À ma main droite, ma bague d’artisanat drows occupait sa place habituelle sur mon index, lourde pour un objet si petit. Le soleil se levait sur des champs encore à moitié recouverts de neige, bien que celle-ci fût en train de fondre rapidement. L’hiver prématuré s’était retiré, du moins pour un temps. Le véritable hiver ne tarderait pas.
La porte s’ouvrit, puis des pas feutrés descendirent les marches. Vanya s’arrêta à côté de moi, s’essuyant le front. Elle avait passé la journée à préparer ses affaires pour le départ.
« J’ai entendu que tu avais trouvé du travail à Antlerhall, » dis-je sans quitter le médaillon des yeux.
« Tu aideras ton enfant avec la lessive ? »
La servante laissa échapper un rire soufflé.
« Peut-être, pour commencer. Mais quand même… »
Elle posa un regard nostalgique sur le manoir.
« Ce lieu va me manquer. J’aimais le calme. Je ne comprends toujours pas pourquoi Lady Emma doit simplement partir. J’ai essayé de lui faire expliquer, mais elle a toujours éludé… »
Elle marqua une pause, et je compris qu’elle espérait que je comblerais le silence avec une explication. Lorsque je ne le fis pas, elle émit un son frustré.
« Tu es comme elle, tu sais ça ? Tu t’enveloppes de mystère et tu crois que ça nous impressionne. »
« Et ce n’est pas le cas ? » demandai-je.
Elle me donna une petite poussée.
« Peut-être un peu, dans ton cas. Es-tu sûr de devoir partir si tôt ? Je parierais que Lord Brenner te donnerait du travail, si tu restais. »
Je grognai.
« À cause de moi, Brenner a perdu un mariage pour son fils et un Art du Sang pour ses petits-enfants. Non, je ne pense pas que ce soit une bonne idée de traîner ici. »

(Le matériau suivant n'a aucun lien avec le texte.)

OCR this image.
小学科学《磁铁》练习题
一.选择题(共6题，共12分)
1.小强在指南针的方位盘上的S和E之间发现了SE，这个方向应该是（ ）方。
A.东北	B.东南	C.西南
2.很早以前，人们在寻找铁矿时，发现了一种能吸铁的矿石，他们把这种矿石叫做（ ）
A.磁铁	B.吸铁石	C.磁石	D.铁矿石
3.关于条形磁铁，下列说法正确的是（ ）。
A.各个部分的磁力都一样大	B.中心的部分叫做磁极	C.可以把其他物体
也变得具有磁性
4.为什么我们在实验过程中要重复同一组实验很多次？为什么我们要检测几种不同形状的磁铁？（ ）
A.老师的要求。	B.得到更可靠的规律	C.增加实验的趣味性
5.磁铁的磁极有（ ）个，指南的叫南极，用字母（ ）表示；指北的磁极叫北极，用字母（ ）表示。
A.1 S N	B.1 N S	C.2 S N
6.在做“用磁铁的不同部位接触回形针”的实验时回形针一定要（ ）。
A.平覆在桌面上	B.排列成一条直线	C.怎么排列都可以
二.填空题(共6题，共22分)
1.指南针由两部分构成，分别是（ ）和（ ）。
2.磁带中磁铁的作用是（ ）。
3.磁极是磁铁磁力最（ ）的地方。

En vérité, Brenner ignorait tout de ce qui s’était passé. Je me réjouissais simplement que son fils ait survécu, même si je préférais ne pas penser au chagrin d’amour que le garçon affronterait bientôt.
Quoi qu’il en soit, mieux valait un cœur brisé qu’une part de malédiction éternelle.
Vanya ne répondit pas immédiatement, et je la regardai pour voir une expression troublée sur son visage.
« Qu’y a-t-il ? » demandai-je.
La servante haussa les épaules.
« C’est juste… je ne comprends rien à tout ça. Orley a disparu, non ? Alors pourquoi Lady Emma doit-elle partir ? »
Je ne la corrigeai pas sur le Lady. Emma n’avait expliqué à personne qu’elle n’était plus noble – comment aurait-elle pu expliquer les événements de cette nuit à quiconque ? Brenner ignorait même que sa pupille comptait quitter le fief, ou où elle comptait aller.
Je ne le savais pas non plus. La jeune femme maudite avait été étrangement laconique ces trois derniers jours. Je ne savais même pas pourquoi j’étais resté.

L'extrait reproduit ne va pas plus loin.